The city of Cherokee's total acquisition cost was about $7.2 million. The Federal Emergency Management Agency (FEMA), through their Hazard Mitigation Grant Program (HMGP), funded 75 percent of the project. The remaining 25 percent of the project cost was shared between the city of Cherokee and the state of Iowa. The Iowa Homeland Security and Emergency Management Division administered the funds.
“All but a handful of homeowners agreed to participate in the buyout program. Those remaining in the flood hazard area were mostly the elderly who found it the hardest to let go and move out, even though their property had major flood damage,” said Debra Taylor, the city clerk and treasurer.
“We are happy about the home we moved into. City officials treated us fantastic. We received a fair price for our home that would have been considerably less if we tried to sell the flood-prone home on our own. It could not have worked out any better,” said Agnitsch. “We are now high and dry.”
In all, the city of Cherokee’s acquisition program in the low-lying Little Sioux River flood area included 187 residential properties of which 156 were purchased and demolished, and 31 homes were relocated to higher ground. The total buyout area along the floodplain spanned 67 acres.
The cleared land is deed restricted to open space uses, thus reducing future federal disaster-related expenditures.
“Cherokee city officials held numerous mitigation fairs and community meetings to educate its citizens of their options and the buyout process. Even local students got involved as the National Park Service provided training on conserving open space and natural floodplains. As a result, students formulated recommendations on how to best use the remaining open space and presented their ideas to the community,” said Sandra Cox, a FEMA HMGP Grant Specialist at the time of the Cherokee buyout.
Today, the property is the home of a community horse arena that is used on weekends during the summer and is maintained by local volunteers. The bulk of the land remains green space.
“The city purchased property on higher grounds, within the Cherokee city limits, known as Colony Addition and established it specifically to provide an improved site for 22 of the 31 relocated homes. The houses were upgraded with better basements and foundations. As a result, most homeowners remained in the city, and the flood-prone, rundown properties are gone. Colony Addition looks as if the homes have always been there,” Taylor said.
Major flooding in late June 2010 again walloped the city. This time, about 8 inches of rain fell within a few hours. The Little Sioux River crested at 27.3 feet, more than 10 feet above the flood stage. By some accounts, flooding was worse than in 1993. But, thanks to the property buyouts, damage was much less severe along the Little Sioux River.
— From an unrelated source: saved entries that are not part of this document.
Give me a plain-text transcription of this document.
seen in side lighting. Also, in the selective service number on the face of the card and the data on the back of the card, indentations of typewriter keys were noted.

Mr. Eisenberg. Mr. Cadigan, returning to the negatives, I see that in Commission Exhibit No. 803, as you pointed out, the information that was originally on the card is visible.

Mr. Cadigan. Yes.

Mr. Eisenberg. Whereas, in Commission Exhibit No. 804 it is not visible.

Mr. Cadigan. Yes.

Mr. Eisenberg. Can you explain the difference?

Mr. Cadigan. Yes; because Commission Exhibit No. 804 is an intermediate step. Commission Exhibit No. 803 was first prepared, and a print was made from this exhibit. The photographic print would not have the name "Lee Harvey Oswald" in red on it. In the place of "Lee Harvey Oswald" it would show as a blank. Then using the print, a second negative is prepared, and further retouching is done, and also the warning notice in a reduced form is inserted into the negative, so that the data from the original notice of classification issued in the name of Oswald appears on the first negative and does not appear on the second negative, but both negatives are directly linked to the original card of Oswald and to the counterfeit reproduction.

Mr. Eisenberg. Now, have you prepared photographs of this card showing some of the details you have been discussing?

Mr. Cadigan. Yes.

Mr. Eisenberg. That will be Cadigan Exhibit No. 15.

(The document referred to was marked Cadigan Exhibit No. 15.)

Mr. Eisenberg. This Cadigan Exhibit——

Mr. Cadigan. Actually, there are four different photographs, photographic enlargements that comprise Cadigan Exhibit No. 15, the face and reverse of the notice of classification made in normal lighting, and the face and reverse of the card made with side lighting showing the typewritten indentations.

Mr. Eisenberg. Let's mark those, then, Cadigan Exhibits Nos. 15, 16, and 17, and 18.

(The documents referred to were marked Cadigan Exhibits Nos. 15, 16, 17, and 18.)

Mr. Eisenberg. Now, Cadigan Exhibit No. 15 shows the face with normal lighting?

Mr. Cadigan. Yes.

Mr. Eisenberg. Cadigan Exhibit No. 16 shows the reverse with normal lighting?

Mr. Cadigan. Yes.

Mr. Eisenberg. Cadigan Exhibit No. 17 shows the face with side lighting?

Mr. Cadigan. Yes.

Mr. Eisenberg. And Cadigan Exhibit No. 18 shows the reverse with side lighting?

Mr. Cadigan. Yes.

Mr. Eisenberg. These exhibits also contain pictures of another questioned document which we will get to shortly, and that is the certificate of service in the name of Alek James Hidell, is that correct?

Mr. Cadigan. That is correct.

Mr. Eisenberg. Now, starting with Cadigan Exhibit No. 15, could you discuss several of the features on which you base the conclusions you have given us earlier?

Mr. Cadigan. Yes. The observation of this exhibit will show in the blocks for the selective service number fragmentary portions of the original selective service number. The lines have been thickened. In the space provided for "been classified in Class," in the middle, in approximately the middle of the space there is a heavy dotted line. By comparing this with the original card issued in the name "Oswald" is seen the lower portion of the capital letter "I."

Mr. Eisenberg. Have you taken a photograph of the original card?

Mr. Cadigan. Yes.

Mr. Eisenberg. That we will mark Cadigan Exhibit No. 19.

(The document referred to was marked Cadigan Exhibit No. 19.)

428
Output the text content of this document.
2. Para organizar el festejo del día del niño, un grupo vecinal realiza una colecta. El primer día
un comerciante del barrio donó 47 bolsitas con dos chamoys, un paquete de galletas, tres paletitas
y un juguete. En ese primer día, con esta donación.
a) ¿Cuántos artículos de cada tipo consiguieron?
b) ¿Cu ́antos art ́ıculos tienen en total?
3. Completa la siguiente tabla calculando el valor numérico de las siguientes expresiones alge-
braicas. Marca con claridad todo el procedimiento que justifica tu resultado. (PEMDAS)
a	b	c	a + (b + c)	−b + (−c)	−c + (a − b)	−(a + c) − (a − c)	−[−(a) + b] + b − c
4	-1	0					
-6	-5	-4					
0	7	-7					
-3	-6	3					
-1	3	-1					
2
A few of the homes remaining in the flood hazard zone were flooded again, as were some streets and part of the city’s infrastructure system still located in the area. However, most of the homes were already gone and the street crew did not have to worry about hauling enough sandbags to protect homes or rescuing numerous people from dangerous floodwaters.
“The flood buyout program eliminated a lot of problems,” said Agnitsch. “It was probably one of the best things that ever happened to us.”